Last time we talked about the seclusion of motherhood and the loneliness of being a special needs parent. So what can we do to combat that?

You already know the basic ones:
- Call a friend
- Ask for help
- Go to reading time at the library
- Meet mommy friends at the park
- Join a parent- baby class
- Go online and look for local mom groups
You get the Picture
Those are good ideas. If nothing else, they aren’t bad ones… In fact many lucky parents do find their tribe that way and that’s great.
But it’s not that easy for everyone. Your friend might live across the country. Asking for help isn’t as easy in society as it should be (be the change!

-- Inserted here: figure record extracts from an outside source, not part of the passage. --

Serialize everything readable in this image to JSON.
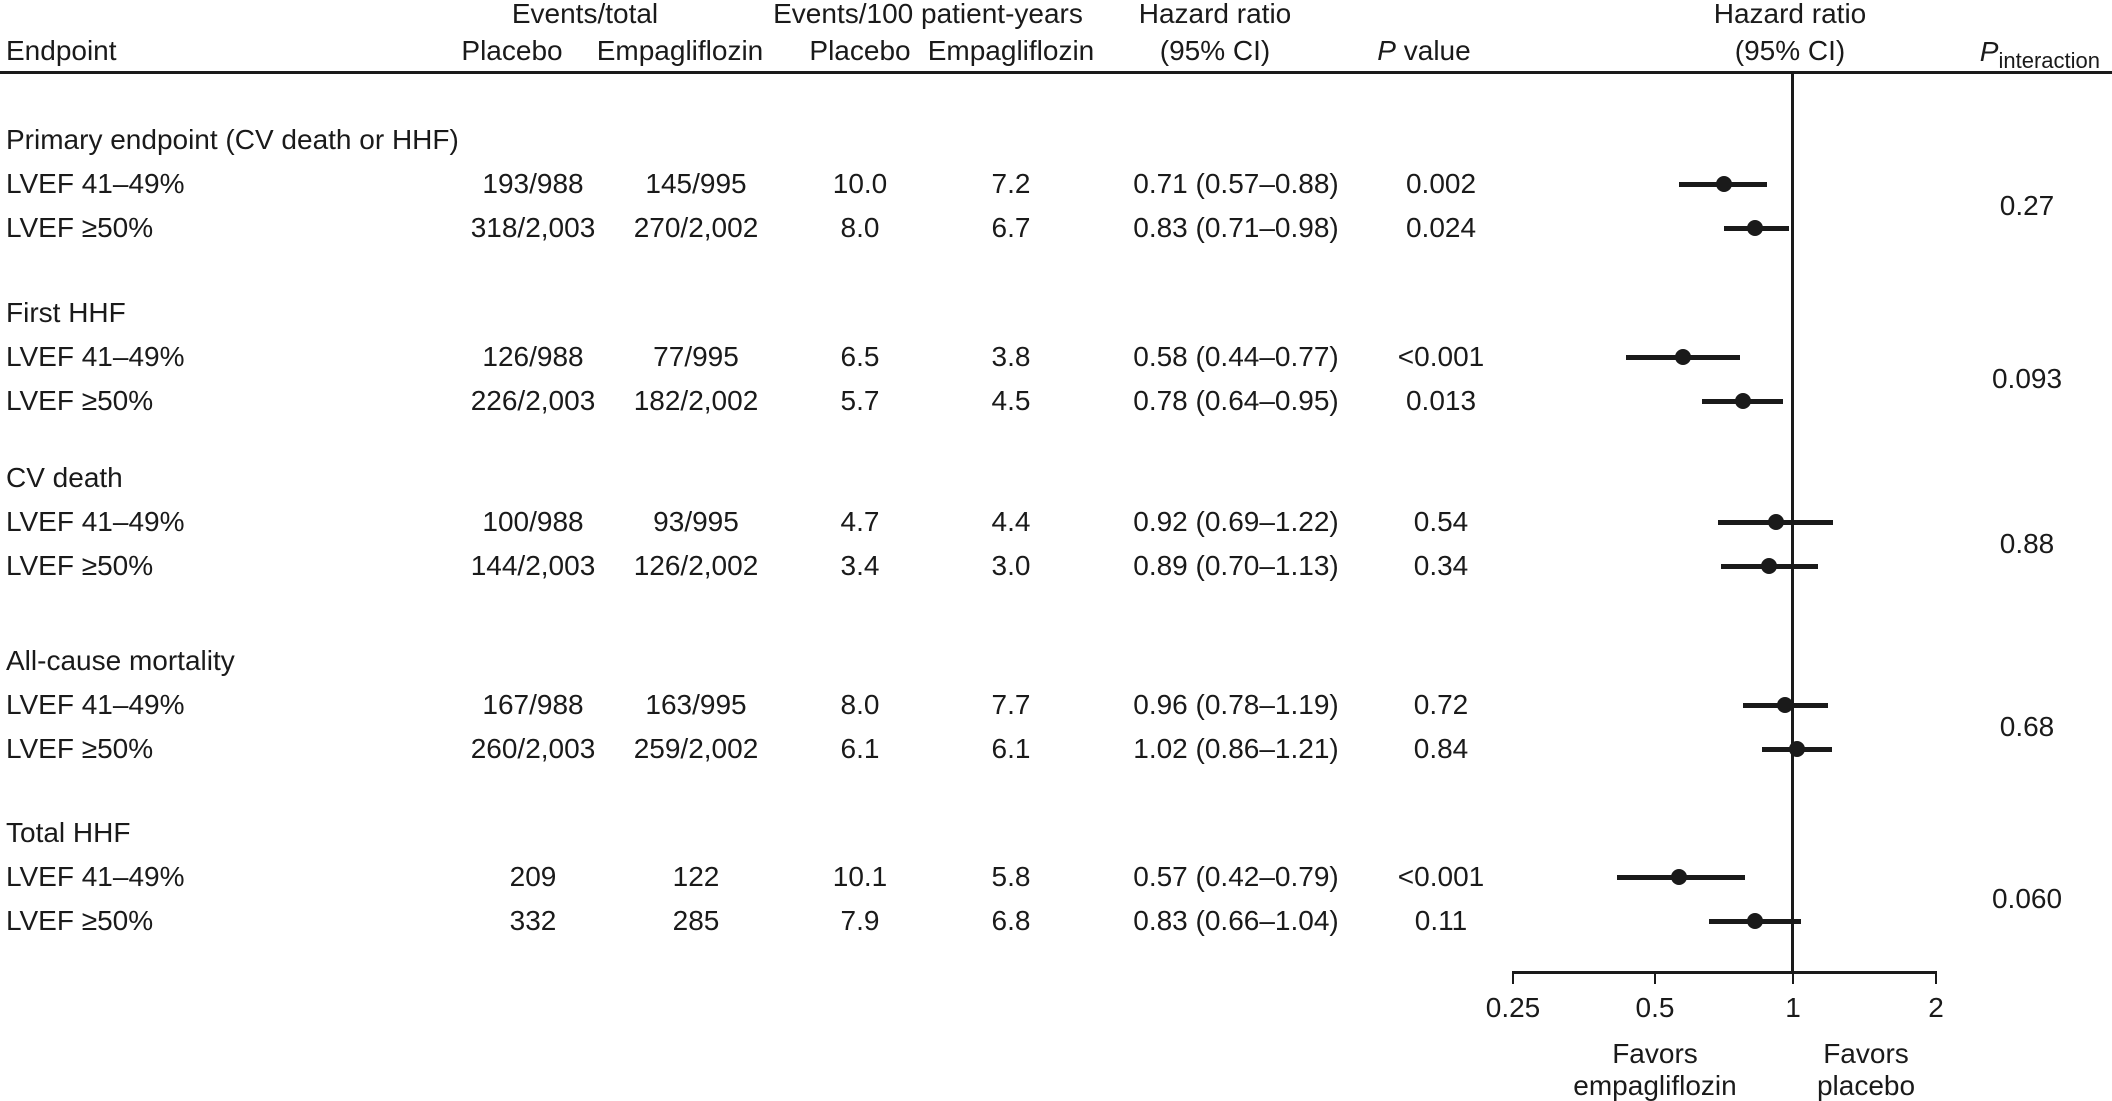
{
  "header": {
    "endpoint": "Endpoint",
    "events_total_group": "Events/total",
    "events_rate_group": "Events/100 patient-years",
    "placebo": "Placebo",
    "empagliflozin": "Empagliflozin",
    "hr_line1": "Hazard ratio",
    "hr_line2": "(95% CI)",
    "p_value": {
      "p": "P",
      "rest": " value"
    },
    "p_interaction": {
      "p": "P",
      "sub": "interaction"
    }
  },
  "chart_data": {
    "type": "forest",
    "plot_title_line1": "Hazard ratio",
    "plot_title_line2": "(95% CI)",
    "x_axis": {
      "scale": "log2",
      "ticks": [
        0.25,
        0.5,
        1,
        2
      ],
      "tick_labels": [
        "0.25",
        "0.5",
        "1",
        "2"
      ],
      "range": [
        0.25,
        2
      ],
      "reference_line": 1
    },
    "favors_left": "Favors empagliflozin",
    "favors_right": "Favors placebo",
    "sections": [
      {
        "title": "Primary endpoint (CV death or HHF)",
        "p_interaction": "0.27",
        "rows": [
          {
            "label": "LVEF 41–49%",
            "events_total_placebo": "193/988",
            "events_total_empagliflozin": "145/995",
            "rate_placebo": "10.0",
            "rate_empagliflozin": "7.2",
            "hr_text": "0.71 (0.57–0.88)",
            "p_value": "0.002",
            "hr": 0.71,
            "ci_low": 0.57,
            "ci_high": 0.88
          },
          {
            "label": "LVEF ≥50%",
            "events_total_placebo": "318/2,003",
            "events_total_empagliflozin": "270/2,002",
            "rate_placebo": "8.0",
            "rate_empagliflozin": "6.7",
            "hr_text": "0.83 (0.71–0.98)",
            "p_value": "0.024",
            "hr": 0.83,
            "ci_low": 0.71,
            "ci_high": 0.98
          }
        ]
      },
      {
        "title": "First HHF",
        "p_interaction": "0.093",
        "rows": [
          {
            "label": "LVEF 41–49%",
            "events_total_placebo": "126/988",
            "events_total_empagliflozin": "77/995",
            "rate_placebo": "6.5",
            "rate_empagliflozin": "3.8",
            "hr_text": "0.58 (0.44–0.77)",
            "p_value": "<0.001",
            "hr": 0.58,
            "ci_low": 0.44,
            "ci_high": 0.77
          },
          {
            "label": "LVEF ≥50%",
            "events_total_placebo": "226/2,003",
            "events_total_empagliflozin": "182/2,002",
            "rate_placebo": "5.7",
            "rate_empagliflozin": "4.5",
            "hr_text": "0.78 (0.64–0.95)",
            "p_value": "0.013",
            "hr": 0.78,
            "ci_low": 0.64,
            "ci_high": 0.95
          }
        ]
      },
      {
        "title": "CV death",
        "p_interaction": "0.88",
        "rows": [
          {
            "label": "LVEF 41–49%",
            "events_total_placebo": "100/988",
            "events_total_empagliflozin": "93/995",
            "rate_placebo": "4.7",
            "rate_empagliflozin": "4.4",
            "hr_text": "0.92 (0.69–1.22)",
            "p_value": "0.54",
            "hr": 0.92,
            "ci_low": 0.69,
            "ci_high": 1.22
          },
          {
            "label": "LVEF ≥50%",
            "events_total_placebo": "144/2,003",
            "events_total_empagliflozin": "126/2,002",
            "rate_placebo": "3.4",
            "rate_empagliflozin": "3.0",
            "hr_text": "0.89 (0.70–1.13)",
            "p_value": "0.34",
            "hr": 0.89,
            "ci_low": 0.7,
            "ci_high": 1.13
          }
        ]
      },
      {
        "title": "All-cause mortality",
        "p_interaction": "0.68",
        "rows": [
          {
            "label": "LVEF 41–49%",
            "events_total_placebo": "167/988",
            "events_total_empagliflozin": "163/995",
            "rate_placebo": "8.0",
            "rate_empagliflozin": "7.7",
            "hr_text": "0.96 (0.78–1.19)",
            "p_value": "0.72",
            "hr": 0.96,
            "ci_low": 0.78,
            "ci_high": 1.19
          },
          {
            "label": "LVEF ≥50%",
            "events_total_placebo": "260/2,003",
            "events_total_empagliflozin": "259/2,002",
            "rate_placebo": "6.1",
            "rate_empagliflozin": "6.1",
            "hr_text": "1.02 (0.86–1.21)",
            "p_value": "0.84",
            "hr": 1.02,
            "ci_low": 0.86,
            "ci_high": 1.21
          }
        ]
      },
      {
        "title": "Total HHF",
        "p_interaction": "0.060",
        "rows": [
          {
            "label": "LVEF 41–49%",
            "events_total_placebo": "209",
            "events_total_empagliflozin": "122",
            "rate_placebo": "10.1",
            "rate_empagliflozin": "5.8",
            "hr_text": "0.57 (0.42–0.79)",
            "p_value": "<0.001",
            "hr": 0.57,
            "ci_low": 0.42,
            "ci_high": 0.79
          },
          {
            "label": "LVEF ≥50%",
            "events_total_placebo": "332",
            "events_total_empagliflozin": "285",
            "rate_placebo": "7.9",
            "rate_empagliflozin": "6.8",
            "hr_text": "0.83 (0.66–1.04)",
            "p_value": "0.11",
            "hr": 0.83,
            "ci_low": 0.66,
            "ci_high": 1.04
          }
        ]
      }
    ]
  },
  "colors": {
    "ink": "#1a1a1a",
    "background": "#ffffff"
  }
}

Jump up when asked for help if you can), and if you’re like me small talk isn’t easy when you’re busy chasing your little tot.
So what are some smaller steps you can take to avoid talking to yourself for the next 18+ years?

Small steps
- Smile at the other moms at the school bus stop or school pick up.
- Try to pick the same time you go to a park or library every week and see if any other moms are going at that same time, smile.
- Call a friend or friendly acquaintance from church and see if they want to get together for just 1 hour for a quick lunch, or dessert. Don’t commit to more than an hour because that could be scary 😉
- Do you have a child that goes to speech, occupational therapy, ABA, or even dance practice? Strike up small talk with other parents at drop off or pick up. Compliment their kid, parents like that.

Have I tried these?
Yep! I don’t get together regularly with the other parents from my kid’s bus stop, but we greet each other every school morning, and ask how a kid is if they weren’t there the day before. Nothing monumental but it’s a small mommy tribe forming.
I tried the same time for the library and park… I made contact, got numbers, did follow up play dates… It didn’t work out, “It’s not you, it’s me.” Luckily it was cold/flu season and my kid got a cold ✌️

We’ve got a few play dates out of meeting up at parks with kids that go to the same ABA therapy. It’s been fun so far, and I don’t mind doing it again.
The 1 hour mommy lunch date has been a game changer! I get out of the house usually once a week. I get to talk to another grown up beside my husband (no offense 😉), and it’s usually only an hour so my kids and husband don’t go crazy with me being gone too long 😜
Doing 1 or 2 of these might not seem like much, but over time they can make a big difference in finding your mommy tribe, or finding just one mommy friend if that’s what you are looking for. Heck, it might be a big deal for that other mom you smile at.
So what do you do to avoid feeling the lonely parenting blues? What do you do to help other mommies get out and socialize?